- Directed by: Ted Tetzlaff
- Screenplay by: Paul Jarrico
- Based on: The White Tower 1945 novel by James Ramsey Ullman
- Produced by: Sid Rogell
- Starring: Glenn Ford Alida Valli Claude Rains Oscar Homolka Lloyd Bridges Cedric Hardwicke
- Cinematography: Ray Rennahan
- Edited by: Samuel E. Beetley
- Music by: Roy Webb
- Production company: RKO Pictures
- Distributed by: RKO Pictures
- Release date: July 1, 1950 (New York);
- Running time: 98 minutes
- Country: United States
- Language: English

= The White Tower (film) =

1950 film by Ted Tetzlaff

The White Tower is a 1950 American Technicolor adventure film directed by Ted Tetzlaff and starring Glenn Ford and Alida Valli. It is based on the 1945 novel of the same name by James Ramsey Ullman. The film was produced and released by RKO Pictures.

==Plot==
Carla Alten is determined to conquer the White Tower, a difficult, unconquered peak in the Swiss Alps that had claimed her mountaineer father's life. Her climbing party consists of the wise veteran guide Andreas and four other men. Englishman Nicholas Radcliffe is concerned that he is too old to manage the climb. Alcoholic French writer Paul Delambre claims that he is just finishing a book about the mountain, but his wife treats Delambre and his idea with utter contempt. American Martin Ordway, an easygoing former pilot whose plane was downed in the region during World War II, is attracted to Carla. Against her best judgment, Carla is persuaded to enlist an expert German climber named Hein, whose wool cap bears a faded Luftwaffe insignia.

During the climb, the team members' strengths and weaknesses are revealed. Ordway and Carla are falling in love. Radcliffe acknowledges that he has reached his limit and returns to the base camp rather than endangering the others.

At the next stage, morning finds Delambre too drunk to continue. The rest of the team leaves him in a tent with a safe fire. That night, during a blizzard, he unearths a bottle that he had hidden, finishes his book and accidentally sets the tent on fire, sending the pages flying into the storm. He staggers drunkenly into the darkness and dies.

It becomes clear that Hein wants to prove Aryan superiority by becoming the first to climb the mountain, and Ordway follows his tracks. Stuck on a snow bridge, Hein refuses to take Ordway's outstretched hand and plummets to his death. Suffering from snow blindness, Ordway collapses within sight of the peak. When Carla and Andreas find him, Andreas mentions that Carla could easily reach the top, but she insists that it is more important to help Ordway safely descend the mountain.
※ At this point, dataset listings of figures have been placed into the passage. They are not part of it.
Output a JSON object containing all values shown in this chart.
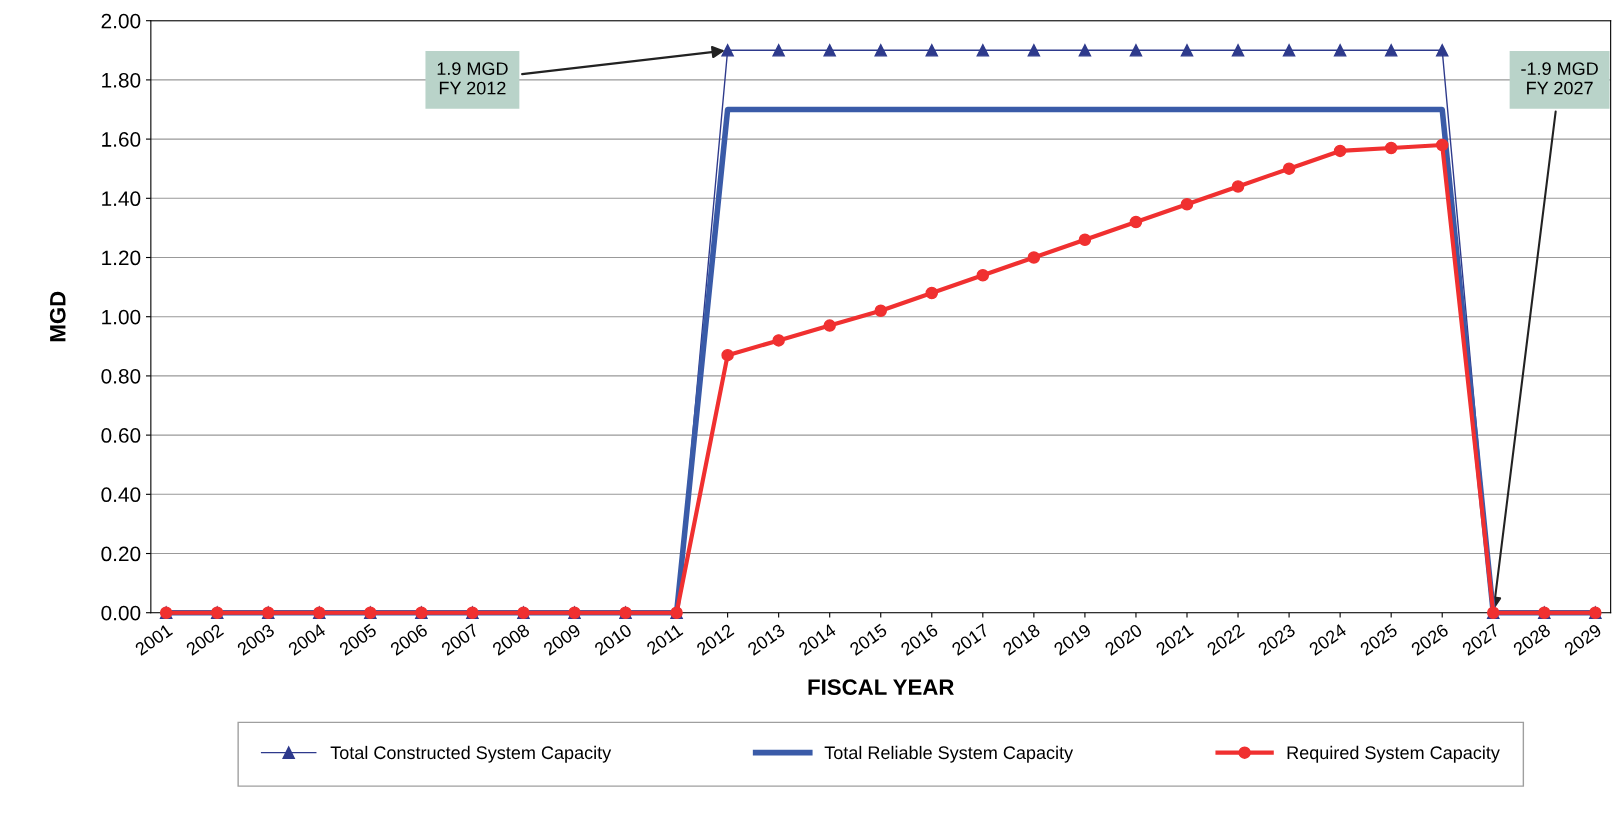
{
  "chart_data": {
    "type": "line",
    "xlabel": "FISCAL YEAR",
    "ylabel": "MGD",
    "categories": [
      "2001",
      "2002",
      "2003",
      "2004",
      "2005",
      "2006",
      "2007",
      "2008",
      "2009",
      "2010",
      "2011",
      "2012",
      "2013",
      "2014",
      "2015",
      "2016",
      "2017",
      "2018",
      "2019",
      "2020",
      "2021",
      "2022",
      "2023",
      "2024",
      "2025",
      "2026",
      "2027",
      "2028",
      "2029"
    ],
    "series": [
      {
        "name": "Total Constructed System Capacity",
        "color": "#2e3a8c",
        "marker": "triangle",
        "values": [
          0,
          0,
          0,
          0,
          0,
          0,
          0,
          0,
          0,
          0,
          0,
          1.9,
          1.9,
          1.9,
          1.9,
          1.9,
          1.9,
          1.9,
          1.9,
          1.9,
          1.9,
          1.9,
          1.9,
          1.9,
          1.9,
          1.9,
          0,
          0,
          0
        ]
      },
      {
        "name": "Total Reliable System Capacity",
        "color": "#3a5ba8",
        "marker": "none",
        "values": [
          0,
          0,
          0,
          0,
          0,
          0,
          0,
          0,
          0,
          0,
          0,
          1.7,
          1.7,
          1.7,
          1.7,
          1.7,
          1.7,
          1.7,
          1.7,
          1.7,
          1.7,
          1.7,
          1.7,
          1.7,
          1.7,
          1.7,
          0,
          0,
          0
        ]
      },
      {
        "name": "Required System Capacity",
        "color": "#f03030",
        "marker": "circle",
        "values": [
          0,
          0,
          0,
          0,
          0,
          0,
          0,
          0,
          0,
          0,
          0,
          0.87,
          0.92,
          0.97,
          1.02,
          1.08,
          1.14,
          1.2,
          1.26,
          1.32,
          1.38,
          1.44,
          1.5,
          1.56,
          1.57,
          1.58,
          0,
          0,
          0
        ]
      }
    ],
    "ylim": [
      0,
      2
    ],
    "yticks": [
      {
        "value": 0,
        "label": "0.00"
      },
      {
        "value": 0.2,
        "label": "0.20"
      },
      {
        "value": 0.4,
        "label": "0.40"
      },
      {
        "value": 0.6,
        "label": "0.60"
      },
      {
        "value": 0.8,
        "label": "0.80"
      },
      {
        "value": 1.0,
        "label": "1.00"
      },
      {
        "value": 1.2,
        "label": "1.20"
      },
      {
        "value": 1.4,
        "label": "1.40"
      },
      {
        "value": 1.6,
        "label": "1.60"
      },
      {
        "value": 1.8,
        "label": "1.80"
      },
      {
        "value": 2.0,
        "label": "2.00"
      }
    ],
    "grid": "y",
    "legend": "bottom",
    "annotations": [
      {
        "text": "1.9 MGD\nFY 2012",
        "x": "2012",
        "y": 1.9
      },
      {
        "text": "-1.9 MGD\nFY 2027",
        "x": "2027",
        "y": 0
      }
    ]
  }
}
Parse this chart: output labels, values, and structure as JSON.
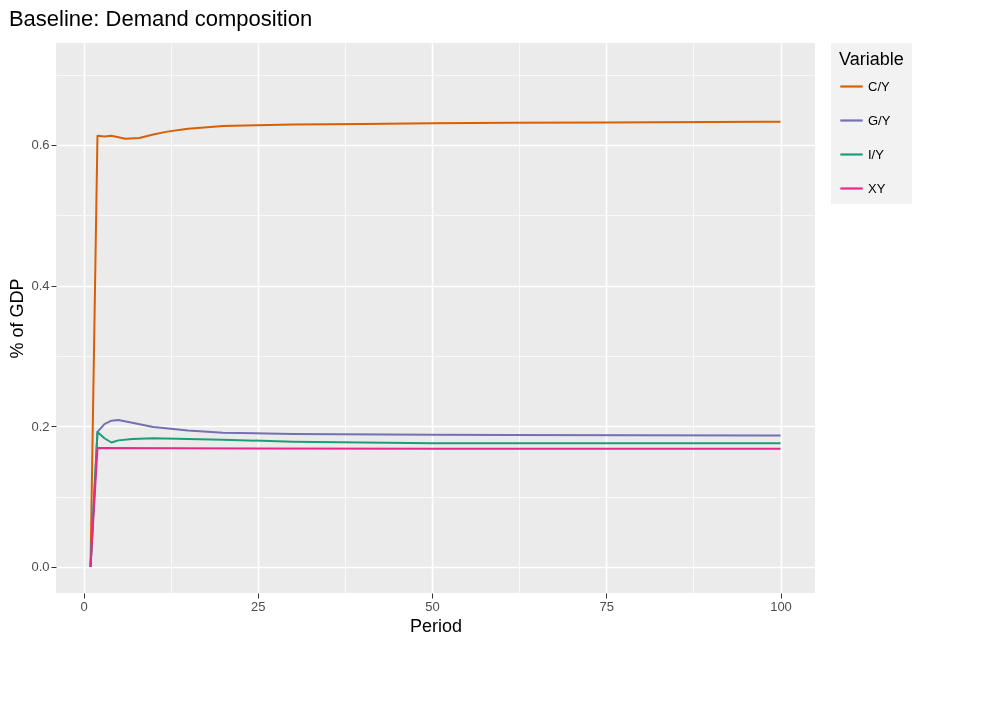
{
  "chart_data": {
    "type": "line",
    "title": "Baseline: Demand composition",
    "xlabel": "Period",
    "ylabel": "% of GDP",
    "legend_title": "Variable",
    "legend": "right",
    "grid": true,
    "line_style": "solid",
    "marker": "none",
    "xlim": [
      -3.95,
      104.95
    ],
    "ylim": [
      -0.037,
      0.745
    ],
    "xticks": [
      0,
      {
        "value": 12.5,
        "label": null
      },
      25,
      {
        "value": 37.5,
        "label": null
      },
      50,
      {
        "value": 62.5,
        "label": null
      },
      75,
      {
        "value": 87.5,
        "label": null
      },
      100
    ],
    "yticks": [
      {
        "value": 0,
        "label": "0.0"
      },
      {
        "value": 0.1,
        "label": null
      },
      {
        "value": 0.2,
        "label": "0.2"
      },
      {
        "value": 0.3,
        "label": null
      },
      {
        "value": 0.4,
        "label": "0.4"
      },
      {
        "value": 0.5,
        "label": null
      },
      {
        "value": 0.6,
        "label": "0.6"
      },
      {
        "value": 0.7,
        "label": null
      }
    ],
    "series": [
      {
        "name": "C/Y",
        "color": "#d95f02",
        "x": [
          1,
          2,
          3,
          4,
          5,
          6,
          8,
          10,
          12,
          15,
          20,
          25,
          30,
          40,
          50,
          75,
          100
        ],
        "values": [
          0,
          0.613,
          0.612,
          0.613,
          0.611,
          0.609,
          0.61,
          0.615,
          0.619,
          0.623,
          0.627,
          0.628,
          0.629,
          0.63,
          0.631,
          0.632,
          0.633
        ]
      },
      {
        "name": "G/Y",
        "color": "#7570b3",
        "x": [
          1,
          2,
          3,
          4,
          5,
          7,
          10,
          15,
          20,
          30,
          50,
          100
        ],
        "values": [
          0,
          0.192,
          0.203,
          0.208,
          0.209,
          0.205,
          0.199,
          0.194,
          0.191,
          0.189,
          0.188,
          0.187
        ]
      },
      {
        "name": "I/Y",
        "color": "#1b9e77",
        "x": [
          1,
          2,
          3,
          4,
          5,
          7,
          10,
          20,
          30,
          50,
          100
        ],
        "values": [
          0,
          0.192,
          0.183,
          0.177,
          0.18,
          0.182,
          0.183,
          0.181,
          0.178,
          0.176,
          0.176
        ]
      },
      {
        "name": "XY",
        "color": "#e7298a",
        "x": [
          1,
          2,
          50,
          100
        ],
        "values": [
          0,
          0.169,
          0.168,
          0.168
        ]
      }
    ]
  }
}
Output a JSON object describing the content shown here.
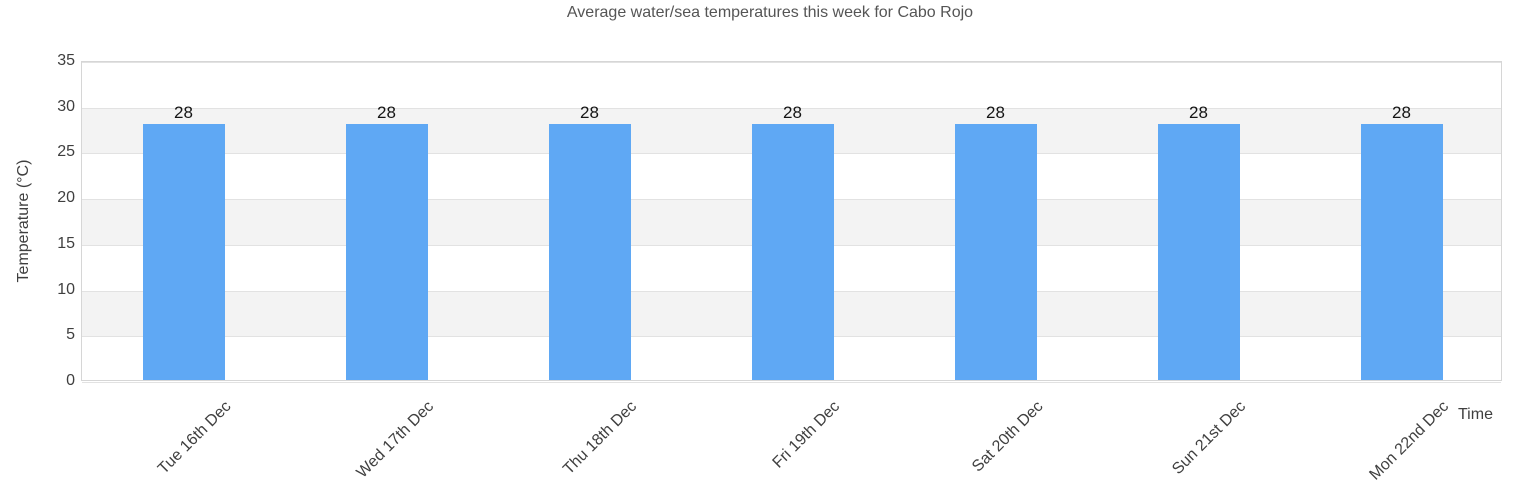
{
  "chart_data": {
    "type": "bar",
    "title": "Average water/sea temperatures this week for Cabo Rojo",
    "xlabel": "Time",
    "ylabel": "Temperature (°C)",
    "categories": [
      "Tue 16th Dec",
      "Wed 17th Dec",
      "Thu 18th Dec",
      "Fri 19th Dec",
      "Sat 20th Dec",
      "Sun 21st Dec",
      "Mon 22nd Dec"
    ],
    "values": [
      28,
      28,
      28,
      28,
      28,
      28,
      28
    ],
    "data_labels": [
      "28",
      "28",
      "28",
      "28",
      "28",
      "28",
      "28"
    ],
    "ylim": [
      0,
      35
    ],
    "yticks": [
      0,
      5,
      10,
      15,
      20,
      25,
      30,
      35
    ],
    "grid": true,
    "alternate_band_ranges": [
      [
        5,
        10
      ],
      [
        15,
        20
      ],
      [
        25,
        30
      ]
    ],
    "legend": "none",
    "colors": {
      "bar": "#5fa8f4",
      "band": "#f3f3f3",
      "gridline": "#e2e2e2",
      "plot_border": "#d6d6d6",
      "title_text": "#555555",
      "axis_text": "#3f3f3f",
      "value_text": "#141414"
    }
  }
}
There is no permanent damage to Ordway's eyes, and he and Carla decide to marry.

==Cast==
- Glenn Ford as Martin Ordway
- Alida Valli as Carla Alten (as Valli)
- Claude Rains as Paul DeLambre
- Oskar Homolka as Andreas (as Oscar Homolka)
- Cedric Hardwicke as Dr. Nicholas Radcliffe (as Sir Cedric Hardwicke)
- Lloyd Bridges as Hein
- June Clayworth as Mme. Astrid DeLambre
- Lotte Stein as Frau Andreas

==Reception==
In a contemporary review for The New York Times, critic Bosley Crowther wrote: "Paul Jarrico has gathered from James Ramsey Ullman's noted tale ... a drama that is crammed with action and significant incident, at least. All of the danger and excitement, the toil and heart-breaking distress, of high-altitude mountain climbing are ticketed in the episodes in his [Jarrico's] script. And Ted Tetzlaff has brought it to the screen in a realistic style. ... [T]he use of the six mountain-climbers to symbolize the natures of mankind, with the mountain itself a symbolization of the challenge of life, is bookish stuff—and this becomes plainly evident in the sharp pictorial clarity of a film. Furthermore, the necessity of having these various symbols explain themselves and demonstrate their predestinations makes for a lot of tedious gab."